When he was out of hearing she tapped on the door and went in. It was the interior of all others that made Constance want to cry. There was a sufficiency of garish furniture and tawdry knickknacks scattered about to show that it was not the dwelling-place of the desperately poor; but these were only the accessories to the picture of desolation and utter neglect having for its central figure the woman stretched out upon the bed. She was asleep, and her face was turned toward the light which struggled feebly through the unwashed window. Beauty there had been, and might be again, but not even the flush of health would efface the marks of Margaret Gannon's latest plunge into the chilling depths of human indifference. Connie tiptoed to the bedside and looked, and her heart swelled within her.
It had fallen out in this wise. On the Monday night Mademoiselle Angeline—known to her intimates as Mag Gannon—saw fuzzy little circles expand and contract around the gas-jets in the Bijou Theatre while she was walking through her part in the farce. Tuesday night the fuzzy circles became blurs; and the stage manager swore audibly when she faltered and missed the step in her specialty. On the Wednesday Mademoiselle Angeline disappeared from the Bijou altogether; and for three days she had lain helpless and suffering, seeing no human face until Constance came and ministered to her. And the pity of it was that while the fever wrought its torturous will upon her, delirium would not come to help her to forget that she was forgotten.
Constance had pieced out the pitiful story by fragments while she was dragging the woman back from the brink of the pit; and when all was said, she began to understand that a sick soul demands other remedies than drugs and dainties. Just what they were, or how they were to be applied, was another matter; but Constance grappled with the problem as ardently as if no one had ever before attacked it. In her later visits she always brought the conversation around to Margaret's future; and on the afternoon of the basket-procession, after she had made her patient eat and drink, she essayed once again to enlist the woman's will in her own behalf.
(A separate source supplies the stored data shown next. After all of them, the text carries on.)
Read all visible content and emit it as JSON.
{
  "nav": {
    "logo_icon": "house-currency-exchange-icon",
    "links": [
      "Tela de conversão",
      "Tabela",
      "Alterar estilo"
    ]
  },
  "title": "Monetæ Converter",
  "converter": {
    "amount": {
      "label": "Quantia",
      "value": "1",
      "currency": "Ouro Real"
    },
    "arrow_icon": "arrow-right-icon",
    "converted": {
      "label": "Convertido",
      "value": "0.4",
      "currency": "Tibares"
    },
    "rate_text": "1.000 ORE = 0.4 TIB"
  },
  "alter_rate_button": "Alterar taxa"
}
"It's no use of me trying, Miss Constance; I've got to go back when I'm fit. There ain't nothing else for the likes of me to do."
"How can you tell till you try? O Margaret, I wish you would try!"
A smile of hard-earned wisdom flitted across the face of the woman. "You know more than most of 'em," she said, "but you don't know it all. You can't, you see; you're so good the world puts on its gloves before it touches you. But for the likes of me, we get the bare hand, and we're playing in luck if it ain't made into a fist."
"You poor girl! It makes my heart ache to think what you must have gone through before you could learn to say a thing like that. But you must try; I can't let you go back to that awful place after what you've told me about it."
"Supposing I did try; there's only the one thing on earth I know how to do,—that's trim hats. Suppose you run your pretty feet off till you found me a place where I could work right. How long would it be before somebody would go to the missis, or the boss, or whoever it might be, and say, 'See here; you've got one of Pete Grim's Bijou women in there. That won't do.' And the night after, I'd be doing my specialty again, if I was that lucky to get on."
"But you could learn to do housework, or something of that kind, so you could keep out of the way of people who would remember you. You must have had some experience."